On his return, Shin discussed his visit excitedly with Yong, an eager listener. What they had seen had been of great interest, although Shin was quite sure they had been briefed only at the lowest security level and had been shown nothing in anyway regarded as secret. But they had nevertheless learnt a great deal, and had also been gratified to know that much of their own research efforts were being mirrored in the States. Their minder was equally convinced that America was trying to catch up with the superior world-leading work being carried out in his own country, and had been at pains to ensure that nothing was passed on by the scientists in his delegation that could have been of any value to their American hosts.
Dr. Choi Shin had been as much interested in exploring the American lifestyle as their nuclear research. What little he had seen had convinced him that life was better there than at home, although the government official who was escorting them had forbidden them to watch television in their hotel room, or to buy newspapers, magazines, or videos - nothing, indeed, which could possible corrupt them in any way. In the end, none of that was necessary. They were all intelligent enough to use their eyes and draw their own conclusions about the American way of life.
"The American people enjoy amazing freedom," he explained to Yong on his return. "They are free to say and do what they like within the law, and the laws are not that strict or the punishments so severe compared with this country. They can travel freely. There is a vast amount of information available to them through newspapers, magazines, seemingly hundreds of radio and TV channels, and they have unrestricted access to the internet. There is a bewildering choice in everything they want, from food and drink, cars, houses - everything."
"I always suspected that things were better outside this country," said Yong, "and now you have seen it for yourself."
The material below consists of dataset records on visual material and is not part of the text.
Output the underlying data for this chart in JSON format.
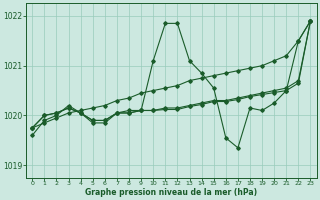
{
  "bg_color": "#cce8e0",
  "grid_color": "#99ccbb",
  "line_color": "#1a5c2a",
  "xlabel": "Graphe pression niveau de la mer (hPa)",
  "ylim": [
    1018.75,
    1022.25
  ],
  "xlim": [
    -0.5,
    23.5
  ],
  "yticks": [
    1019,
    1020,
    1021,
    1022
  ],
  "xticks": [
    0,
    1,
    2,
    3,
    4,
    5,
    6,
    7,
    8,
    9,
    10,
    11,
    12,
    13,
    14,
    15,
    16,
    17,
    18,
    19,
    20,
    21,
    22,
    23
  ],
  "s1": [
    1019.6,
    1019.9,
    1020.0,
    1020.2,
    1020.05,
    1019.85,
    1019.85,
    1020.05,
    1020.1,
    1020.1,
    1021.1,
    1021.85,
    1021.85,
    1021.1,
    1020.85,
    1020.55,
    1019.55,
    1019.35,
    1020.15,
    1020.1,
    1020.25,
    1020.5,
    1021.5,
    1021.9
  ],
  "s2": [
    1019.75,
    1019.85,
    1019.95,
    1020.05,
    1020.1,
    1020.15,
    1020.2,
    1020.3,
    1020.35,
    1020.45,
    1020.5,
    1020.55,
    1020.6,
    1020.7,
    1020.75,
    1020.8,
    1020.85,
    1020.9,
    1020.95,
    1021.0,
    1021.1,
    1021.2,
    1021.5,
    1021.9
  ],
  "s3": [
    1019.75,
    1020.0,
    1020.05,
    1020.15,
    1020.05,
    1019.9,
    1019.9,
    1020.05,
    1020.05,
    1020.1,
    1020.1,
    1020.15,
    1020.15,
    1020.2,
    1020.25,
    1020.3,
    1020.3,
    1020.35,
    1020.4,
    1020.45,
    1020.5,
    1020.55,
    1020.7,
    1021.9
  ],
  "s4": [
    1019.75,
    1020.0,
    1020.05,
    1020.15,
    1020.05,
    1019.9,
    1019.9,
    1020.05,
    1020.05,
    1020.1,
    1020.1,
    1020.12,
    1020.12,
    1020.18,
    1020.22,
    1020.28,
    1020.28,
    1020.32,
    1020.38,
    1020.42,
    1020.46,
    1020.5,
    1020.65,
    1021.9
  ]
}
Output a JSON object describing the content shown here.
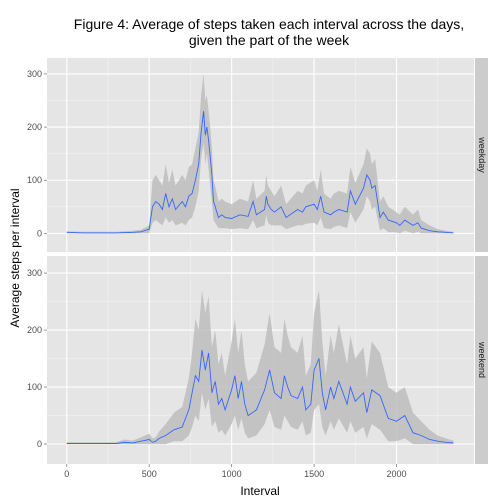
{
  "chart_data": {
    "type": "line",
    "title_lines": [
      "Figure 4: Average of steps taken each interval across the days,",
      "given the part of the week"
    ],
    "xlabel": "Interval",
    "ylabel": "Average steps per interval",
    "xlim": [
      -120,
      2470
    ],
    "ylim": [
      -35,
      330
    ],
    "x_ticks": [
      0,
      500,
      1000,
      1500,
      2000
    ],
    "y_ticks": [
      0,
      100,
      200,
      300
    ],
    "grid": true,
    "band_description": "grey ribbon (shaded)",
    "colors": {
      "line": "#3366ff",
      "band": "#bdbdbd",
      "panel": "#e5e5e5",
      "strip": "#cccccc",
      "grid_major": "#ffffff"
    },
    "panels": [
      {
        "facet_label": "weekday",
        "x": [
          0,
          100,
          200,
          300,
          400,
          450,
          500,
          520,
          540,
          560,
          580,
          600,
          620,
          640,
          660,
          700,
          720,
          740,
          760,
          780,
          800,
          815,
          830,
          840,
          850,
          860,
          870,
          880,
          890,
          900,
          910,
          920,
          940,
          960,
          1000,
          1050,
          1100,
          1130,
          1150,
          1200,
          1210,
          1220,
          1240,
          1260,
          1300,
          1330,
          1400,
          1430,
          1450,
          1500,
          1520,
          1540,
          1560,
          1600,
          1620,
          1650,
          1700,
          1720,
          1750,
          1800,
          1820,
          1840,
          1850,
          1870,
          1900,
          1920,
          1950,
          2000,
          2020,
          2050,
          2100,
          2130,
          2150,
          2200,
          2250,
          2300,
          2345
        ],
        "y": [
          2,
          1,
          1,
          1,
          2,
          3,
          8,
          50,
          60,
          55,
          45,
          75,
          50,
          65,
          45,
          60,
          50,
          70,
          75,
          100,
          130,
          190,
          230,
          185,
          200,
          175,
          145,
          110,
          60,
          50,
          40,
          30,
          35,
          30,
          28,
          35,
          32,
          60,
          35,
          45,
          70,
          55,
          45,
          40,
          50,
          30,
          45,
          40,
          50,
          55,
          45,
          70,
          40,
          35,
          40,
          45,
          40,
          80,
          55,
          85,
          110,
          100,
          85,
          90,
          30,
          40,
          25,
          20,
          15,
          25,
          15,
          20,
          10,
          5,
          3,
          2,
          1
        ],
        "low": [
          0,
          0,
          0,
          0,
          0,
          0,
          0,
          20,
          25,
          20,
          15,
          30,
          20,
          25,
          15,
          20,
          15,
          25,
          30,
          50,
          80,
          140,
          170,
          130,
          150,
          120,
          90,
          60,
          25,
          20,
          15,
          10,
          10,
          10,
          8,
          10,
          8,
          25,
          10,
          15,
          35,
          20,
          15,
          15,
          15,
          8,
          15,
          15,
          18,
          20,
          15,
          30,
          10,
          8,
          12,
          15,
          10,
          40,
          20,
          45,
          70,
          60,
          45,
          50,
          5,
          10,
          2,
          2,
          0,
          5,
          0,
          3,
          0,
          0,
          0,
          0,
          0
        ],
        "high": [
          4,
          3,
          3,
          3,
          5,
          7,
          15,
          100,
          110,
          100,
          90,
          130,
          95,
          120,
          90,
          110,
          100,
          125,
          130,
          160,
          190,
          260,
          300,
          250,
          260,
          230,
          200,
          160,
          100,
          90,
          75,
          60,
          65,
          60,
          55,
          65,
          60,
          100,
          65,
          80,
          110,
          90,
          80,
          70,
          90,
          55,
          80,
          75,
          90,
          100,
          80,
          120,
          75,
          65,
          75,
          80,
          75,
          125,
          95,
          130,
          160,
          150,
          130,
          140,
          60,
          70,
          50,
          40,
          35,
          50,
          35,
          45,
          25,
          15,
          8,
          5,
          3
        ]
      },
      {
        "facet_label": "weekend",
        "x": [
          0,
          100,
          200,
          300,
          350,
          400,
          450,
          500,
          520,
          540,
          560,
          600,
          650,
          700,
          720,
          740,
          760,
          780,
          800,
          820,
          840,
          860,
          880,
          900,
          920,
          940,
          960,
          1000,
          1020,
          1040,
          1060,
          1080,
          1100,
          1150,
          1200,
          1230,
          1260,
          1300,
          1320,
          1340,
          1360,
          1400,
          1430,
          1450,
          1480,
          1500,
          1530,
          1550,
          1570,
          1600,
          1620,
          1650,
          1700,
          1720,
          1750,
          1800,
          1820,
          1850,
          1900,
          1950,
          2000,
          2050,
          2100,
          2150,
          2200,
          2250,
          2300,
          2345
        ],
        "y": [
          1,
          1,
          1,
          1,
          3,
          2,
          5,
          8,
          3,
          5,
          10,
          15,
          25,
          30,
          45,
          60,
          90,
          120,
          110,
          165,
          130,
          160,
          90,
          110,
          70,
          80,
          60,
          95,
          120,
          80,
          110,
          70,
          50,
          60,
          95,
          130,
          90,
          80,
          120,
          100,
          85,
          80,
          100,
          60,
          70,
          130,
          150,
          90,
          60,
          100,
          80,
          110,
          70,
          100,
          75,
          90,
          55,
          95,
          85,
          45,
          40,
          50,
          20,
          15,
          8,
          5,
          3,
          2
        ],
        "low": [
          0,
          0,
          0,
          0,
          0,
          0,
          0,
          0,
          0,
          0,
          0,
          0,
          5,
          5,
          10,
          15,
          30,
          50,
          40,
          90,
          60,
          80,
          30,
          40,
          20,
          25,
          15,
          35,
          50,
          25,
          45,
          20,
          10,
          15,
          35,
          60,
          30,
          25,
          50,
          40,
          30,
          25,
          40,
          15,
          20,
          60,
          70,
          30,
          15,
          40,
          25,
          45,
          20,
          40,
          20,
          30,
          10,
          35,
          25,
          5,
          5,
          10,
          0,
          0,
          0,
          0,
          0,
          0
        ],
        "high": [
          3,
          3,
          3,
          3,
          8,
          6,
          12,
          18,
          10,
          12,
          22,
          35,
          55,
          65,
          90,
          115,
          160,
          220,
          200,
          270,
          230,
          260,
          170,
          200,
          140,
          160,
          120,
          180,
          220,
          160,
          200,
          140,
          110,
          125,
          175,
          230,
          170,
          160,
          220,
          190,
          170,
          160,
          190,
          120,
          140,
          230,
          270,
          180,
          120,
          190,
          160,
          210,
          140,
          190,
          150,
          170,
          115,
          180,
          160,
          100,
          90,
          100,
          55,
          40,
          25,
          15,
          10,
          6
        ]
      }
    ]
  }
}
"But I would not want to live there," replied his Uncle, shaking his head. "Interesting though it was, I confess that I did not much enjoy my visit."
"Why ever not?"
"I did not much like the people," came the reply. "Those we met were very courteous and helpful and made us feel welcome, but others seemed noisy and brash and arrogant. I am sure not all of them are like that, but we met enough to give me that impression. And I found their life style totally confusing. Here, everything is planned for us; there, they have to make their own choices. In many ways, I tend to agree with some of the party propaganda we hear about the Americans."
"You are comparing them with us, where we have no freedoms at all. I suppose you should expect them to be very different."